Except for a few photos of her family on her tiny desk, the furnished apartment was pretty much as it had been the day she moved in. Neat, clean, and simple, the way she liked it. Ella kicked off her shoes and strolled back into the other room, stopping at her machine. There were two messages, at least one probably from her office.
Pressing the rewind button, she reached for the volume control and turned it up. "Ella?" the message began, then there was a sound that could have been a sob. Ella's heart fell into her stomach, and she turned up the volume even more. She hated those in-the-middle-of-the-night calls; they were never good news.
There was a long pause, then the message continued. "This is your mother…there's been…something terrible has happened…uh…please call me right away…"
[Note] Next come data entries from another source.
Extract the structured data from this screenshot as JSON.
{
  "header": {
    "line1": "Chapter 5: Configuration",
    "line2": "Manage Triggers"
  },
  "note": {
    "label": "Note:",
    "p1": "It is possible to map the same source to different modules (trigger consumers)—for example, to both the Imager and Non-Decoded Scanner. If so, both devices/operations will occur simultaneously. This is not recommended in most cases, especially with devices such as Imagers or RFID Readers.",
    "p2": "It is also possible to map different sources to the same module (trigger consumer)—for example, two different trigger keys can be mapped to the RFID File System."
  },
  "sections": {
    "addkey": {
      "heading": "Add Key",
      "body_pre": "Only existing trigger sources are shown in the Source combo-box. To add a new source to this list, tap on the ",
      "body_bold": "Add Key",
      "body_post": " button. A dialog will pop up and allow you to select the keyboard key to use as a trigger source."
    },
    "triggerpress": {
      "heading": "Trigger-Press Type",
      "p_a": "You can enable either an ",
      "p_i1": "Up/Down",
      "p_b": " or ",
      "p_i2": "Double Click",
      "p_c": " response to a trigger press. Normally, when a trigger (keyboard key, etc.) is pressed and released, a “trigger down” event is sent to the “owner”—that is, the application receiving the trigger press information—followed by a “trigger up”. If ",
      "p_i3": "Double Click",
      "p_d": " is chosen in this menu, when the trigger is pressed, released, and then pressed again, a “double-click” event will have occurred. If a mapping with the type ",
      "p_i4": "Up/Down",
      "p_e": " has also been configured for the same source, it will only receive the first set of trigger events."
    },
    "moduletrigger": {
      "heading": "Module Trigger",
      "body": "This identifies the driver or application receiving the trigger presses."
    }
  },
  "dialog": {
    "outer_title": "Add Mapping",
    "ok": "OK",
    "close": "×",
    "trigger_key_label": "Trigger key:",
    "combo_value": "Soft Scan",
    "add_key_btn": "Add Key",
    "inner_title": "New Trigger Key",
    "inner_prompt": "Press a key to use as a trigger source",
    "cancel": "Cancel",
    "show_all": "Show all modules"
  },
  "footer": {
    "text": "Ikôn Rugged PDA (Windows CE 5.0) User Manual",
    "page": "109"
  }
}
Without waiting for the next message, Ella turned off the machine and grabbed the phone, punching out the numbers automatically. Her hand was shaking, and she had to redial twice. Finally there was a distant sound of ringing, as if she were really listening to the family phone back in New Mexico. Her mother picked up on the second ring.
"Hello. Ella? Is that you?" Her mother's voice was weak and strained.
"Yes, I just got home. What's wrong?" Ella tried not to let the fear show in her voice. "Has Dad been in an accident?"
"No, not an accident. It's…" Rose began sobbing, and Ella's mouth suddenly went very dry. "Could you come home? He's been murdered."
"I'm coming, Mom, right away. I'll call back in a few minutes and let you know when. Bye." Ella hung up and started thumbing through the yellow pages, her hands shaking so badly she could barely hold on to it. This was the first time her mother had ever asked her for anything.
Then she remembered the second message. Setting down the phone book, open to the airline section, she played the other message. Just as she'd figured, it was the special agent in charge, asking her to call as soon as she got in.
Dialing, Ella tried to clear her throat. Whatever it was would have to wait. No matter the cost, job or no job, she was going to New Mexico tomorrow.